Avec la création de la République, la Cour des Comptes a été restructurée sur le modèle français de l'Europe continentale parallèlement aux autres développements de la structure de l'État et a été incluse dans la Constitution de 1924. Alors qu'il s'appelait Divan-ı Muhasebat depuis la période ottomane, son nom a été changé comme Sayıştay (Cour des Comptes Turque - CCT) avec la loi n ° 823 du 1967.
 Avec la loi sur la gestion et le contrôle des finances publiques no. 5018 datant de 2003, l'utilisation des fonds a été arrêtée et tous les revenus, dépenses et dettes de l'État ont été inclus dans le budget et ont été soumis à l'audit législatif. Avec la loi CCT no. 6085 datée de 2010, toutes les activités bénéficiant des fonds publics ont été soumises à l'audit de la CCT. Cette loi a également incorporé le Comité Suprême de Contrôle des Finances du Premier Ministère, qui serait chargé de l’audit des entreprises économiques de l’État, dans la CCT, et la double structure de l’audit public a été supprimée.

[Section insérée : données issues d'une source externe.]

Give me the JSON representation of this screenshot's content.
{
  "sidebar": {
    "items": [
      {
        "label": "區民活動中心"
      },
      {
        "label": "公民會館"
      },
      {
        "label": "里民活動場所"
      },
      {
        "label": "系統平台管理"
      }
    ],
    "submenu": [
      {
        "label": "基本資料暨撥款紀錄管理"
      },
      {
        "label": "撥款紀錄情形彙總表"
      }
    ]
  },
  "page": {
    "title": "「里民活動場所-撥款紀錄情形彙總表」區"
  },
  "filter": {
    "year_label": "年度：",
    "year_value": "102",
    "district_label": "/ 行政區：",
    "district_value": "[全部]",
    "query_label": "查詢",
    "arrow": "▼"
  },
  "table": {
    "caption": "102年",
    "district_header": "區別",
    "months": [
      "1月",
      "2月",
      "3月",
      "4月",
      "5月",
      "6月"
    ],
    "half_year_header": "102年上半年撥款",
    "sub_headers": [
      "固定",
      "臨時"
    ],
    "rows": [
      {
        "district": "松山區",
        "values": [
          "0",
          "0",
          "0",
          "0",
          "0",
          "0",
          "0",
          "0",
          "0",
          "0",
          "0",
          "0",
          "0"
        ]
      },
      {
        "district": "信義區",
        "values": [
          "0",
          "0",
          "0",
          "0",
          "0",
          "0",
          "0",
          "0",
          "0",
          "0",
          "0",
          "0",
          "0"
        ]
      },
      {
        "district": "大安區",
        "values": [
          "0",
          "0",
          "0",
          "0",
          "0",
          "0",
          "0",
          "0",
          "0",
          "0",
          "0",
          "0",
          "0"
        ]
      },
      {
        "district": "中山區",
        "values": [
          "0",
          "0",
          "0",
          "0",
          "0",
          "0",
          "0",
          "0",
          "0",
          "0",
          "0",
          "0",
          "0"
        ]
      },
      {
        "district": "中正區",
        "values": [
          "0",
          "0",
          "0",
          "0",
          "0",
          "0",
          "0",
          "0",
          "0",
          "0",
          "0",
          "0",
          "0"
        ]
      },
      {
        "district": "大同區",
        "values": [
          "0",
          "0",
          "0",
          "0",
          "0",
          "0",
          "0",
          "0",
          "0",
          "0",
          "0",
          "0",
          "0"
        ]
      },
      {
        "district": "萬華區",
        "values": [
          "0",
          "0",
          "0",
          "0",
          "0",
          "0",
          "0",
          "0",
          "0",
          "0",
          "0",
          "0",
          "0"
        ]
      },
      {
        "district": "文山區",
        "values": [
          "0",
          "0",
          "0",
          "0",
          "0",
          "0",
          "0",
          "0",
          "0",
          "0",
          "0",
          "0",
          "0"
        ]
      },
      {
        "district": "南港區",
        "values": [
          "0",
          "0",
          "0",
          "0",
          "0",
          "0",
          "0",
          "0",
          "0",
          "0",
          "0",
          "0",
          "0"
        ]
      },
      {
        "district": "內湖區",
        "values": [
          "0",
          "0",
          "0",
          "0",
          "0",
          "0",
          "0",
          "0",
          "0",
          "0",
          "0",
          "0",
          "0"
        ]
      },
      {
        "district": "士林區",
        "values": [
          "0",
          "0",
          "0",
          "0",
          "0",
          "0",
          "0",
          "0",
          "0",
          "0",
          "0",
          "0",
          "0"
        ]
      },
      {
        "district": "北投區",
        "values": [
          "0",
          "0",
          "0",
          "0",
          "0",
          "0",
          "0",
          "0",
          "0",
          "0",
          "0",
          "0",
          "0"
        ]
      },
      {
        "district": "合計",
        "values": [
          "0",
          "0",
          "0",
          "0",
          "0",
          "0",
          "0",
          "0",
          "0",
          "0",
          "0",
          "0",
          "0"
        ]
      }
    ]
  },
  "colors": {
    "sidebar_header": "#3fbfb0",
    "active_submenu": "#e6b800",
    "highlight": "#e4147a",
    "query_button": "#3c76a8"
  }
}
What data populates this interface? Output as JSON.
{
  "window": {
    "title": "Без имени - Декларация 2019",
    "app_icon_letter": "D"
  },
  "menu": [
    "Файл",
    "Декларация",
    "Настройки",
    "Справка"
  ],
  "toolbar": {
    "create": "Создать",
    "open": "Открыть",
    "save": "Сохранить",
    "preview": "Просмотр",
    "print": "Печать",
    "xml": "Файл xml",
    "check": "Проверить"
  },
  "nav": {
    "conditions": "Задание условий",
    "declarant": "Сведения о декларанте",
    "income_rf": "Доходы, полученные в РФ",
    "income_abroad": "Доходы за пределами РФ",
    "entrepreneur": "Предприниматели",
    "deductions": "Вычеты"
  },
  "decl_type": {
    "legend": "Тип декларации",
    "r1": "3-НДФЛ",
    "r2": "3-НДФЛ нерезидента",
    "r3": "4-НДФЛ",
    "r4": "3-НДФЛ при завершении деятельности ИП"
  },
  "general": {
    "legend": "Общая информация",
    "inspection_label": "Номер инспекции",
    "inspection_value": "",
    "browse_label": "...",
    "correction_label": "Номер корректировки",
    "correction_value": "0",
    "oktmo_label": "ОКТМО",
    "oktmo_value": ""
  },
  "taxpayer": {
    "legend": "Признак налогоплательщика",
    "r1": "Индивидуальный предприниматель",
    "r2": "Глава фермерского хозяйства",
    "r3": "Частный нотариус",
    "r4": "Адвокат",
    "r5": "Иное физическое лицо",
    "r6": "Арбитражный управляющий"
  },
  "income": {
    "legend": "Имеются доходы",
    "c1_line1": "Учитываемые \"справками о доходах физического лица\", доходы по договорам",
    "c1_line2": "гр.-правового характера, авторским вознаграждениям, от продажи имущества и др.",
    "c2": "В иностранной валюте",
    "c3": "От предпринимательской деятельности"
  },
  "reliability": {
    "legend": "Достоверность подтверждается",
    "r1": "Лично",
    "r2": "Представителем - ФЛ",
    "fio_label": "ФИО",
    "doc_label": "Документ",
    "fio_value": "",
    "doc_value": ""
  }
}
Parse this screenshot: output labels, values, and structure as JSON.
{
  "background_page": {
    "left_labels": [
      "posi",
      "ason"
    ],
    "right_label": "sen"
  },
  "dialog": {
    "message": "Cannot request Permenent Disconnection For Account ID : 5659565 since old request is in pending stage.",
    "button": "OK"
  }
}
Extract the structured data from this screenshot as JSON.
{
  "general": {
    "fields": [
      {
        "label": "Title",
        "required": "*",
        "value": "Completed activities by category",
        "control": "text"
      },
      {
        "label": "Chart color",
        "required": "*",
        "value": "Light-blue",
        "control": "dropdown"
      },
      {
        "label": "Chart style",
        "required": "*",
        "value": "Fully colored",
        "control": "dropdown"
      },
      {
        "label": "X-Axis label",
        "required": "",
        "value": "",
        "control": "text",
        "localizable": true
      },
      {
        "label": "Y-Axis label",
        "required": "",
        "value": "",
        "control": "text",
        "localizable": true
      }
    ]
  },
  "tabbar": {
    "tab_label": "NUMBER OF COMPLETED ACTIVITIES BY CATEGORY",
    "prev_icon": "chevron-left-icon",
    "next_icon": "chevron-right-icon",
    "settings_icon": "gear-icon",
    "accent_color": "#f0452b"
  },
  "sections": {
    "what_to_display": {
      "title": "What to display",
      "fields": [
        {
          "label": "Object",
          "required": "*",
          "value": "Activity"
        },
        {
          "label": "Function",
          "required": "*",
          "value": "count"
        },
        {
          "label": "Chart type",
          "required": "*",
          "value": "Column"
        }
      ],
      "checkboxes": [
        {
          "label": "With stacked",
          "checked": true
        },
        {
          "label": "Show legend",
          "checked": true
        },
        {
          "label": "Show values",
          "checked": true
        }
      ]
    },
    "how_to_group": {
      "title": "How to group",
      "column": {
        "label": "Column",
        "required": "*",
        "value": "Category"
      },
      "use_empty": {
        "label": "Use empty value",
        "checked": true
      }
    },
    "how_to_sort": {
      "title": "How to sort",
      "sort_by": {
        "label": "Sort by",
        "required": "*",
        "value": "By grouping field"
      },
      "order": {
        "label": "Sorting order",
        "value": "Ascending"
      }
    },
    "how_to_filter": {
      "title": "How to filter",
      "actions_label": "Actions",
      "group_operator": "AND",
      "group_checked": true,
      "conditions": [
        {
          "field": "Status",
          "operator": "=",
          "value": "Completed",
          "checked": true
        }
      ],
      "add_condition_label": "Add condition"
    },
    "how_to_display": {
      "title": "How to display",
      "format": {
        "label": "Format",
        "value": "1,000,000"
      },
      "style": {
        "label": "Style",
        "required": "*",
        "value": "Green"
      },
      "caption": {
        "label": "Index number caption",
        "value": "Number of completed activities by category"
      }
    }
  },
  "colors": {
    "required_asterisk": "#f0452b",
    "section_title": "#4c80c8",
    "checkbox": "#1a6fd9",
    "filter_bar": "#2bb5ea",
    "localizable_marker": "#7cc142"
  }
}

Donner une grande importance à la coopération internationale afin de partager son expérience historique acquise depuis Divan-ı İşraf, l’organe de contrôle des États de Karahan, de Ghaznevid et du Grand Seldjouk, avec le monde et de se développer continuellement en parallèle  Dans le monde moderne, la CCT est un membre actif de l'INTOSAI (Organisation Internationale des Institutions Supérieures de Contrôle des finances), de l'ASOSAI (Organisation Asiatique des Institutions Supérieures de Contrôle des Finances), de l'EUROSAI (Organisation Européenne des Institutions Supérieures de Contrôle des Finances) et de l'ECOSAI (Organisme Supérieur de Contrôle des Organisations de Coopération Économique) dans lesquels elle est le membre fondateur.